Over the past year since the Federal Reserve began hiking interest rates at the fastest pace in 40 years, the volatility with the entire Big Four has increased sharply.
Not only is that my personal opinion, but the opinion of many others, as well. Anymore, trading is not for the faint of heart.
This column is entitled “Commodity Insight” because it is about the commodity markets. But the commodity markets are not immune to what unfolds with stocks, bonds and currencies, the other markets that make up what I refer to as the Big Four.
All markets are linked together in some fashion and all markets are subject to volatility. And when volatility rears its head, investors and traders stand to make or lose a lot of money.
Here are just a few examples of volatile markets that have suddenly surfaced with commodities. On the final day of March, OPEC decided to reduce production of crude oil and prices rose sharply for a few days, eventually hitting $82 a barrel.
But quickly fears of less demand overcame fears of less supply and in early May, crude fell to less than $64 a barrel. What would crude oil prices have done had OPEC increased production?
Cattle futures posted a low in early May of $161.30, but one month later hit a new, historic high of $182.80. The rally was a record with a gain of $21 in a month.
Lean hog prices in the past three weeks fell $14 and suddenly turned higher and rose $16. In the short space of three weeks, hog futures endured a volatile swing of $30.
But from August 2022 to April 2023, summer hog futures dropped from $122 to less than $72. How is all that for volatility!
The May U.S. Department of Agriculture grain report pegged Kansas City wheat stocks to be the lowest in 16 years and prices rose dramatically on such bullish news.
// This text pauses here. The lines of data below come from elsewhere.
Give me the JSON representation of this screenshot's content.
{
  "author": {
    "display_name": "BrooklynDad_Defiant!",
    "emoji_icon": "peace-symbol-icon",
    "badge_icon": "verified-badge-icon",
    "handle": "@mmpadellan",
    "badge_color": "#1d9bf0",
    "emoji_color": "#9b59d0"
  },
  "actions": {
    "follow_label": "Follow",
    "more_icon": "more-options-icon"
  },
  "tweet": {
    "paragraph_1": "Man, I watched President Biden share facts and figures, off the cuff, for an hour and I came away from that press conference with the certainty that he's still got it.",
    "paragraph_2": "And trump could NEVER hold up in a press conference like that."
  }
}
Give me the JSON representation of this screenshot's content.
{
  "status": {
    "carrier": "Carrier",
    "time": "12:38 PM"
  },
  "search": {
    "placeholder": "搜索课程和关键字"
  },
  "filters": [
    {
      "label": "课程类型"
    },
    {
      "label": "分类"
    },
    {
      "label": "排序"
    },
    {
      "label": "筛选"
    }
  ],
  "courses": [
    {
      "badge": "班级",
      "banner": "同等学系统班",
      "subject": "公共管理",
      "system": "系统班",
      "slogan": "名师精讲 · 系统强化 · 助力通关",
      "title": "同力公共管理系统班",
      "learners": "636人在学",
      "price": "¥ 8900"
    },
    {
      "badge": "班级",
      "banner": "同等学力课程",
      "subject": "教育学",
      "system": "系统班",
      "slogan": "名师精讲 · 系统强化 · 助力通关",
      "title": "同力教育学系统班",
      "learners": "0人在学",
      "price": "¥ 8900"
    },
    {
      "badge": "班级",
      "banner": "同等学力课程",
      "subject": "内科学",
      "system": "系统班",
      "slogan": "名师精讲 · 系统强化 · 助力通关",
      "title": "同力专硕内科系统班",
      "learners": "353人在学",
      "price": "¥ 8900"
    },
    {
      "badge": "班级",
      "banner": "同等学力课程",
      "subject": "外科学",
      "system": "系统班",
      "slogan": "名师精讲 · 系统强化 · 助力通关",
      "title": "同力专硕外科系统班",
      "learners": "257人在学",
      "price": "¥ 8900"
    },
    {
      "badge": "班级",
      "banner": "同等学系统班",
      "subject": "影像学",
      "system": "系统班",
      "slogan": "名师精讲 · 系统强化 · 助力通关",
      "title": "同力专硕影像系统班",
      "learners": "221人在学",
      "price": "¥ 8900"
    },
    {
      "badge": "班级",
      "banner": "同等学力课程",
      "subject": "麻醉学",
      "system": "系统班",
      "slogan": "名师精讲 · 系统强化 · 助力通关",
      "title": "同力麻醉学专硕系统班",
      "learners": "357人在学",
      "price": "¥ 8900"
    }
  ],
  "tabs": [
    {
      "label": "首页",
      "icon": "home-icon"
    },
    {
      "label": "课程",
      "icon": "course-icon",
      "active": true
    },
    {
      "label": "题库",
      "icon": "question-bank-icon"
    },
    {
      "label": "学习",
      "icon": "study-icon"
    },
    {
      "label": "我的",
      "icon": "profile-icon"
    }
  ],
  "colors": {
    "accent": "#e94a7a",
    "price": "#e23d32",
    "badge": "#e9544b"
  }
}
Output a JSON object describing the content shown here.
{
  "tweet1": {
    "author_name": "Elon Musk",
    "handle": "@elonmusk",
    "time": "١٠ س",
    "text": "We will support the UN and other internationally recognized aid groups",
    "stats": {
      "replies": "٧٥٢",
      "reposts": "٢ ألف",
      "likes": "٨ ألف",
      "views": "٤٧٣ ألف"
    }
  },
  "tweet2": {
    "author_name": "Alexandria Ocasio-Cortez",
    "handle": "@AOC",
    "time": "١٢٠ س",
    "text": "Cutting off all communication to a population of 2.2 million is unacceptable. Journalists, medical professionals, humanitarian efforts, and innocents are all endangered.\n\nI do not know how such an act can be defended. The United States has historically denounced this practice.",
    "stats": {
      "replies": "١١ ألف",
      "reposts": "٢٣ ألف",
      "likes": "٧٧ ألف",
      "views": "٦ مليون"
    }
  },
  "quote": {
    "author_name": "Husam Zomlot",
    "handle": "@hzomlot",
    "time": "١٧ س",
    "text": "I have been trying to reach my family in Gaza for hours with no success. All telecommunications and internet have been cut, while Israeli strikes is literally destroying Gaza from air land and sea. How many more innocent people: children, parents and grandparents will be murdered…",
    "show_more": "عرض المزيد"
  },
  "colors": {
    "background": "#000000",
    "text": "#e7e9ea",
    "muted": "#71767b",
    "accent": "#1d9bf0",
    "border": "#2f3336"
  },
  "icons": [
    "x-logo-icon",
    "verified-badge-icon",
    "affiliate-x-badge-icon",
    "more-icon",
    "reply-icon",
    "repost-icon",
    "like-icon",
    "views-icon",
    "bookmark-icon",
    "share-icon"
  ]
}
A few days after the report, KC wheat futures touched $9.19 a bushel.
But 10 trading days later, the market fell to $7.63 a bushel. And while KC wheat did a nosedive, Chicago wheat fell to a three-year low.
In a short space of two weeks, amid intense volatility, wheat prices went from the penthouse to the outhouse.
From Forex.com: Volatility is relative. Price changes that are considered a highly volatile period for one asset class, might be fairly tame for another. Broadly speaking, some of the most volatile markets you can trade are:
1. Cryptocurrencies.
2. Commodities.
3. Exotic currency pairs.
The group of ag markets about to experience exceptionally volatile price swings are grains, wheat, corn, soybeans and soy products.
The grains are now accurately defined as being a “weather market” due to hot and dry growing conditions in the U.S. Corn Belt. The last half of May and first half of June have been the driest and warmest in history and the crops are being threatened.
From AgWeb.com this week: “Drought concerns grow as 57% of corn, 51% of soybeans in the U.S. now considered to be in drought.”
Over the past few weeks in my twice-a-day newsletter and my Twitter account, @commodityinsite, I stated repeatedly: “If the Grain Belt does not receive ample rain in the next few weeks, a crop disaster could unfold.”
The corn crop needs rain and needs it now. The crop will pollinate around July 5 to 12. Historically, a corn crop is made or broken in July, a soybean crop in August. Without rain over the next few weeks, a crop disaster may unfold.
The grain complex has evolved into a weather market with prices on tap to trade in a volatile and fickle manner.
In the past three weeks, for instance, new crop soybeans have rallied a staggering $2.17 a bushel due to threatening weather in the Grain Belt. Sharp gains have also been seen with corn, wheat and soy products.
But keep in mind that volatility is a two-edged sword. It is great when it is in your favor. It is horrible when it catches you leaning the wrong way.